Research suggests that CAN incidence varies by demographic characteristics, which we were not able to account for based on available data in reference studies. For example, mothers with greater experience of domestic violence in the NFP study were more likely to perpetrate CAN (Eckenrode et al. 2000). The available estimated monetary value of averted lifetime CAN required that we measure program impact in terms of the number of children who had or did not have CAN report, instead of a more nuanced measure such as the number of reports per child (Eckenrode et al. 2000). An NFP evaluation reported significantly fewer substantiated CAN reports per child from age 0–15 years among NFP mothers compared to control mothers (0.44 versus 0.73 reports per child) (Eckenrode et al. 2000; Olds et al. 1997). A related but broader issue is that because our CAN measure was incidence per child, we were not able to include programs with demonstrated effectiveness to reduce CAN recidivism, such as Parent-Child Interaction Therapy (Chaffin et al. 2011; Goldfine et al. 2008).

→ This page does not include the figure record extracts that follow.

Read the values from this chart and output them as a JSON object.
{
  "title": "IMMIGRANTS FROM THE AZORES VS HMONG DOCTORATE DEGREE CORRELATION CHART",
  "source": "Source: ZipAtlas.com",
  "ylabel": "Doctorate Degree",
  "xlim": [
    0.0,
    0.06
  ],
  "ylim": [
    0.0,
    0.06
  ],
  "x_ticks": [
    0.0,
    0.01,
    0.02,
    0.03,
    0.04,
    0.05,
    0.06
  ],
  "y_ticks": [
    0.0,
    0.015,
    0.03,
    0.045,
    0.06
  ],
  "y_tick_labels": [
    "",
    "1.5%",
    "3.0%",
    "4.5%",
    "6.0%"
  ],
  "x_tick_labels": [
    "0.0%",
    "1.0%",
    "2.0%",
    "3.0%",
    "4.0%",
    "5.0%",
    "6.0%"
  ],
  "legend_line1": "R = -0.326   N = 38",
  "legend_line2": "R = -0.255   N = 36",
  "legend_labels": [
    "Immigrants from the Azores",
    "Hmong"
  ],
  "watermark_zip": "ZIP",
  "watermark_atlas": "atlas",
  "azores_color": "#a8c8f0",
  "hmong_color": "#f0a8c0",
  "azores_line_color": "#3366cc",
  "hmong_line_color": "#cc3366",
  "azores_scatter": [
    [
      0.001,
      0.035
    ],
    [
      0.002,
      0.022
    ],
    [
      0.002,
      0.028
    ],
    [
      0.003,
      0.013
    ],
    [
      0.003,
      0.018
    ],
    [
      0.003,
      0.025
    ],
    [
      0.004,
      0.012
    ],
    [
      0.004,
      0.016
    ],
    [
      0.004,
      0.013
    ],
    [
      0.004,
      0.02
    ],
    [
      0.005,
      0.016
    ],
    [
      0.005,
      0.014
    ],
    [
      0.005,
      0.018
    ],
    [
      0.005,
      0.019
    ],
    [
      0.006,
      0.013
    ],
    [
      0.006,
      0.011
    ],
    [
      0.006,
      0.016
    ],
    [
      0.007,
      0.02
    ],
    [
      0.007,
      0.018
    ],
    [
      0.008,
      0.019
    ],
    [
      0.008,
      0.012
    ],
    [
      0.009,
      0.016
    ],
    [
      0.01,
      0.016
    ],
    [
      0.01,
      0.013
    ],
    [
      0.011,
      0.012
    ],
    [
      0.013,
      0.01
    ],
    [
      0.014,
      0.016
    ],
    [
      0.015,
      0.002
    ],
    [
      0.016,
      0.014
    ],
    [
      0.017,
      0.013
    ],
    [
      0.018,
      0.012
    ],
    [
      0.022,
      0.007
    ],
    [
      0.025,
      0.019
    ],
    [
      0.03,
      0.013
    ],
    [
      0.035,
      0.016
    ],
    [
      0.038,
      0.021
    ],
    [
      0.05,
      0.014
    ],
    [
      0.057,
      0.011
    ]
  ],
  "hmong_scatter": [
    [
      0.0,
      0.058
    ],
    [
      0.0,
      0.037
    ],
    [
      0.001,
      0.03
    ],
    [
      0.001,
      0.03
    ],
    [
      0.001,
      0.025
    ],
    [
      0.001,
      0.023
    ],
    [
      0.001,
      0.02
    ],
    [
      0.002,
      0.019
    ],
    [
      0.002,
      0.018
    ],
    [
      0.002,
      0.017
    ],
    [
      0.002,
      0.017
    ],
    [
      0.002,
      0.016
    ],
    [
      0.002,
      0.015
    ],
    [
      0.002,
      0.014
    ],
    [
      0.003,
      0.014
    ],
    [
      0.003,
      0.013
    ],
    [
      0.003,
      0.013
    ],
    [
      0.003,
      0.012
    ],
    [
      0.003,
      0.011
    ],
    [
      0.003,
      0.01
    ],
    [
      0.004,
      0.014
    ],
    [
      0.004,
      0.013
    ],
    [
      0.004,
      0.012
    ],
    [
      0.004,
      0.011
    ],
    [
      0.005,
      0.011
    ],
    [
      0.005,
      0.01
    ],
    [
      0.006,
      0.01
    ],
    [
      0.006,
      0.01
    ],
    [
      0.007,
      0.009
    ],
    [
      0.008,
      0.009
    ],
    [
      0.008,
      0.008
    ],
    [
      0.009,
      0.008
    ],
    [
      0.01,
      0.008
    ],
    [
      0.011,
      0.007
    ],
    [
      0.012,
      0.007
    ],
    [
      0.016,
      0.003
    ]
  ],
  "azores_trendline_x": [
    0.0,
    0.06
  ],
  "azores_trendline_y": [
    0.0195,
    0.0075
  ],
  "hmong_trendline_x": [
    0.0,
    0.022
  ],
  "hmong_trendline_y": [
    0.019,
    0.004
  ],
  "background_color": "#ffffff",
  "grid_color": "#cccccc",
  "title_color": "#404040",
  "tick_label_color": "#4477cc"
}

Notably, this analysis did not account for states that may already have these programs. NFP, for example, presently operates in 43 states, serving over 31,000 families (Nurse-Family Partnership 2015) and CPC was recently expanded in select Midwestern states (Chicago Public Schools 2016). Our analysis has estimated the total potential impact of these programs, a portion of which might already be achieved if these programs are in place in some areas.

Conclusion

In this study, we have translated existing peer-reviewed evidence of CAN prevention programs’ cost and effectiveness to current conditions in each US state to assist decision-making around such programs. Our results indicate that these programs might help thousands of children per cohort to avoid CAN and that program costs could be substantially offset in the long term through the monetary value of benefits associated with averted CAN.